Two avenues, one end game: Adjustment of Status or Admission into the United States pursuant to a Green Card which denotes Legal Permanent Resident Status.
It is no simple task to engage the Green Card process via employment-based preference categories. To avoid costly mistakes, individuals contemplating their path to the United States must diligently plan. Prior to filing a PERM or I-140, individuals need to examine some preliminary issues. As a first step, each person seeking a Green Card should verify that he or she complies with immigration status requirements, health requirements, security requirements, and other requirements governing Legal Permanent Resident status in the United States. Why? An approved I-140 Petition does not directly result in an issued Green Card; an approved I-140 Petition, simply demonstrates eligibility for a preference category. So, if a Green Card is the target, then a preliminary review of the intending immigrant’s history is pertinent to accomplishing your goals and avoid filing an I-140, or PERM, which will never lead to a Green Card.
Apart from admissibility issues, choosing the proper preference category is important as well. There exist multiple employment-based immigration options, and understanding each option is crucial to choosing the category which best fits an intending immigrant’s desires. If an individual has built a career, such that they are part of the small percentage of his or her colleagues who have risen to the very top of the field and sustained international acclaim, then the EB-1, Alien of Extraordinary Ability (EB-1 herein after) option may be the ideal choice. In an I-140 Petition, the EB-1 category is typically established by demonstrating qualification under at least 3 of 10 criteria listed in 8 C.F.R. § 204.5 (h)(3)(i)-(x) and succeeding on a final merit based determination.
Indeed, qualifying using the 10 criteria is a two-part inquiry. The first question is whether there exists any evidence which satisfies the criteria. This is merely a threshold inquiry. The second question becomes given the total weight of the evidence presented, does the record merit approval based on individual acclaim and extraordinary ability. To explain, consider the following criteria:
8 C.F.R. § 204.5 (h)(3)(vi): Evidence of the alien’s authorship of scholarly articles in the field, in professional or major trade publications or other major media.
Submitting only one article from a major trade publication will satisfy the threshold inquiry, but having only one article with no citations does not carry much weight when considering indivdiual acclaim and extraordinary ability.
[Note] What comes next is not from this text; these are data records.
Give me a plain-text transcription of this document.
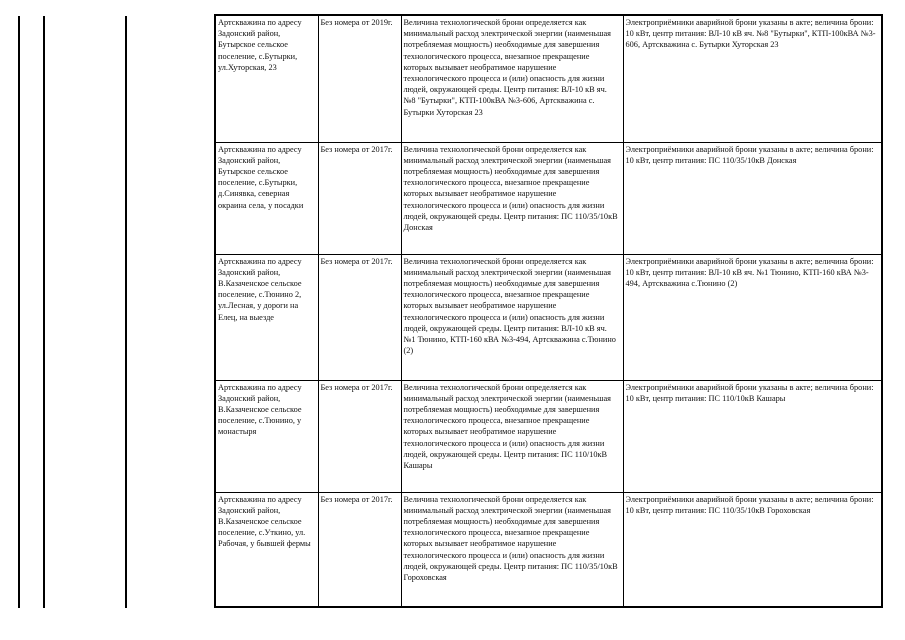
Артскважина по адресу Задонский район, Бутырское сельское поселение, с.Бутырки, ул.Хуторская, 23	Без номера от 2019г.	Величина технологической брони определяется как минимальный расход электрической энергии (наименьшая потребляемая мощность) необходимые для завершения технологического процесса, внезапное прекращение которых вызывает необратимое нарушение технологического процесса и (или) опасность для жизни людей, окружающей среды. Центр питания: ВЛ-10 кВ яч. №8 "Бутырки", КТП-100кВА №3-606, Артскважина с. Бутырки Хуторская 23	Электроприёмники аварийной брони указаны в акте; величина брони: 10 кВт, центр питания: ВЛ-10 кВ яч. №8 "Бутырки", КТП-100кВА №3-606, Артскважина с. Бутырки Хуторская 23
Артскважина по адресу Задонский район, Бутырское сельское поселение, с.Бутырки, д.Синявка, северная окраина села, у посадки	Без номера от 2017г.	Величина технологической брони определяется как минимальный расход электрической энергии (наименьшая потребляемая мощность) необходимые для завершения технологического процесса, внезапное прекращение которых вызывает необратимое нарушение технологического процесса и (или) опасность для жизни людей, окружающей среды. Центр питания: ПС 110/35/10кВ Донская	Электроприёмники аварийной брони указаны в акте; величина брони: 10 кВт, центр питания: ПС 110/35/10кВ Донская
Артскважина по адресу Задонский район, В.Казаченское сельское поселение, с.Тюнино 2, ул.Лесная, у дороги на Елец, на выезде	Без номера от 2017г.	Величина технологической брони определяется как минимальный расход электрической энергии (наименьшая потребляемая мощность) необходимые для завершения технологического процесса, внезапное прекращение которых вызывает необратимое нарушение технологического процесса и (или) опасность для жизни людей, окружающей среды. Центр питания: ВЛ-10 кВ яч. №1 Тюнино, КТП-160 кВА №3-494, Артскважина с.Тюнино (2)	Электроприёмники аварийной брони указаны в акте; величина брони: 10 кВт, центр питания: ВЛ-10 кВ яч. №1 Тюнино, КТП-160 кВА №3-494, Артскважина с.Тюнино (2)
Артскважина по адресу Задонский район, В.Казаченское сельское поселение, с.Тюнино, у монастыря	Без номера от 2017г.	Величина технологической брони определяется как минимальный расход электрической энергии (наименьшая потребляемая мощность) необходимые для завершения технологического процесса, внезапное прекращение которых вызывает необратимое нарушение технологического процесса и (или) опасность для жизни людей, окружающей среды. Центр питания: ПС 110/10кВ Кашары	Электроприёмники аварийной брони указаны в акте; величина брони: 10 кВт, центр питания: ПС 110/10кВ Кашары
Артскважина по адресу Задонский район, В.Казаченское сельское поселение, с.Уткино, ул. Рабочая, у бывшей фермы	Без номера от 2017г.	Величина технологической брони определяется как минимальный расход электрической энергии (наименьшая потребляемая мощность) необходимые для завершения технологического процесса, внезапное прекращение которых вызывает необратимое нарушение технологического процесса и (или) опасность для жизни людей, окружающей среды. Центр питания: ПС 110/35/10кВ Гороховская	Электроприёмники аварийной брони указаны в акте; величина брони: 10 кВт, центр питания: ПС 110/35/10кВ Гороховская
Even if the threshold inquiry is met for all 10 criteria, it is still entirely possible that the total weight of the evidence will be insufficient to demonstrate the necessary acclaim.
Meeting the threshold inquiry is only half of the battle, so how does someone succeed on the final merit based decision? Enter 8 C.F.R. § 204.5 (h)(4):
If the above standards do not readily apply to the beneficiary’s occupation, the petitioner may submit comparable evidence to establish the beneficiary’s eligibility.
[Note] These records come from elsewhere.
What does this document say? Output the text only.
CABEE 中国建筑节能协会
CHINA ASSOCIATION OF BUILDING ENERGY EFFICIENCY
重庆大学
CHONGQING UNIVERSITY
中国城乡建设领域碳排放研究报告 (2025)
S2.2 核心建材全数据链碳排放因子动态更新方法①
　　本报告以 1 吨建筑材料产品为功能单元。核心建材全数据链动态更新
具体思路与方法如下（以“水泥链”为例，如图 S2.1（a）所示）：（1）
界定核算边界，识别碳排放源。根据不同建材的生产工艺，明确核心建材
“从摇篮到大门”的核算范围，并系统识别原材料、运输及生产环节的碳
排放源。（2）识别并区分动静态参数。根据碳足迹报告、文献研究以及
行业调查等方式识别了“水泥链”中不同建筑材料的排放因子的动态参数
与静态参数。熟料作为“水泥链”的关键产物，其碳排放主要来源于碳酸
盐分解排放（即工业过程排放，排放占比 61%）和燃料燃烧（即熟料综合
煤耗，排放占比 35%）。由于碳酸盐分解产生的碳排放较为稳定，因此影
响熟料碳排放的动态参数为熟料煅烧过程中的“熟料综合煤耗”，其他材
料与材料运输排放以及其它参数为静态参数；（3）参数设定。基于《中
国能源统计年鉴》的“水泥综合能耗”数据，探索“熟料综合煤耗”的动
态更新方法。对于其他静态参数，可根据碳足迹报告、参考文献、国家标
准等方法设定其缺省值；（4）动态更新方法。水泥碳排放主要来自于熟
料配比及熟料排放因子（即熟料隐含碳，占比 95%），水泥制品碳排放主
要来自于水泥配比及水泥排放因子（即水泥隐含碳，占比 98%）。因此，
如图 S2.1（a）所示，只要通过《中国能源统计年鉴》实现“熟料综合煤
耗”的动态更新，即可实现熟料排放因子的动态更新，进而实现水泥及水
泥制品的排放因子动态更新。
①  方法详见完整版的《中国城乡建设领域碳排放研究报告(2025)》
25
This provision allows individuals to bolster their cases using any evidence which raises their reputation in the eyes of the Immigration Officer. This open-ended criterion can help save a case if utilized effectively.
The best part is that this provision can be used in nearly all cases. To invoke 8 C.F.R. § 204.5 (h)(4), the Petitioner need only demonstrate that one of the ten criteria do not apply to their situation. Consider the following criteria, 8 C.F.R. § (h)(3):
(vii) Evidence of the display of the alien’s work in the field at artistic exhibitions or showcases;
(x) Evidence of commercial successes in the performing arts, as shown by box office receipts or record, cassette, compact disk, or video sales.
Unless you are an artist, or a performing artist, you can invoke 8 C.F.R. § 204.5 (h)(4) by alerting USCIS to the fact that these criteria do not apply to your case. At this point, you may submit comparable evidence to establish the beneficiary’s eligibility. Two examples of such evidence are outstanding contributions to community and support from international experts.
Keep in mind, Petitioners should submit as much evidence as possible which fits under the criteria. 8 C.F.R. § 204.5 (h)(4) should be used strategically to bolster cases that may be on the edge of approval. No matter which route you choose, be sure to investigate for similar provisions to ensure that the strongest possible case is submitted. Taking the extra time might just be the key to earning your Green Card.